The Sunday before last as I walked to the river I saw a cormorant overhead flying eastwards. They are sinister looking things and I’ve never admired them. Mind you, I don’t hate them with the passion some folk do.

I can’t think when I first saw one, but it is likely to have been inland because trips to the coast were rare when I was growing up.

From my earliest days I recall that there was a cormorant on Noggin the Nog that went by the name of Graculus.

This appears to be an historic name for the genus, or at least for a genus. Graculus perspicallatus (syn. Phalacrocorax perspicillatus), the Spectacled, or Pallas’s Cormorant is an extinct bird that lived on Bering Island in the Bering Sea.
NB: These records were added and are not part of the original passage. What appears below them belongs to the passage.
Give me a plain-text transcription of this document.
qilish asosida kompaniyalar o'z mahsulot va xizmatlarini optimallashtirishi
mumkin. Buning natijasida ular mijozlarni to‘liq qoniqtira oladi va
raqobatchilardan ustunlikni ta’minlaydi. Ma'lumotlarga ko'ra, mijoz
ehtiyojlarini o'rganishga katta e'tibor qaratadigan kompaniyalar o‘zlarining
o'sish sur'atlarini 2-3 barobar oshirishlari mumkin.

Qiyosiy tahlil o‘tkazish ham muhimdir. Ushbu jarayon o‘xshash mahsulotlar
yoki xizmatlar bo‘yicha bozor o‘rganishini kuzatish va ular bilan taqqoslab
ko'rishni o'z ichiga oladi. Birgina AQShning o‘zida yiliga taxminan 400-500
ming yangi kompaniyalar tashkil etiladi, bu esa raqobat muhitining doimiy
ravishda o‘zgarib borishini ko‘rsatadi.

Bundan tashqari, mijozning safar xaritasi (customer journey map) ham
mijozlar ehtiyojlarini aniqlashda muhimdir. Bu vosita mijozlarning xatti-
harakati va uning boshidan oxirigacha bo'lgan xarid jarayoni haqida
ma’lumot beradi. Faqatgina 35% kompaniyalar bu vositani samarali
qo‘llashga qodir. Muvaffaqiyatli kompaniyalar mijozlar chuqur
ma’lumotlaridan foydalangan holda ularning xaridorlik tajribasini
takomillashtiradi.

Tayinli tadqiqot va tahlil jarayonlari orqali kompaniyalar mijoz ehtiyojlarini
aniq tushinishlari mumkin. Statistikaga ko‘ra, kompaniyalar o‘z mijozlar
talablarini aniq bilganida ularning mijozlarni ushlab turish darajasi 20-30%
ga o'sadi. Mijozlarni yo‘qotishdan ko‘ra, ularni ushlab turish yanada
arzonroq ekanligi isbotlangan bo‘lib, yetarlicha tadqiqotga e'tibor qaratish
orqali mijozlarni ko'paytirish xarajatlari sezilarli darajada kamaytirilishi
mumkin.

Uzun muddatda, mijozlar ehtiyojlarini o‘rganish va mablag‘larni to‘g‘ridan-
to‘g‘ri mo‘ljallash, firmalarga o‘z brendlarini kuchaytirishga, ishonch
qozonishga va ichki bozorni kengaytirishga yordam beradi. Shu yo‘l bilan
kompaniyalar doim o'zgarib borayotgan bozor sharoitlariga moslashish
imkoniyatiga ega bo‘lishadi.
Perhaps it was this icy ancient avian that gave the cartoon cormorant its name.

But it may be more complicated that that. Graculus is Latin for jackdaw, is somehow linked to starlings and is the Specific epithet for the Alpine, or Yellow-billed Chough (Pyrrhocorax graculus).

There’s obviously a story as to why Noggin’s bird had its name, but I hesitate to try and find it – it’s the sort of thing you go looking for on the internet, only to find after some hours submersed in the ephemeral trivia of vintage TV, that you have not found what you were looking for, but have emerged with a far greater amount of (pointless) knowledge about long-gone kids’ telly programmes than you had at the time you were actually watching them.

I haven’t seen a cormorant for ages, though not as long as it’s been since I’ve watched Noggin the Nog. So, it seemed like a coincidence that I came across this three days later in an old book of comic & curious verse:.

The Common Cormorant.

The common cormorant or shag

Lays eggs inside a paper bag.

The reason you will see no doubt

It is to keep the lightning out.

But what these unobservant birds

Have never noticed is that herds

Of wandering bears may come with buns

And steal the bags to hold the crumbs.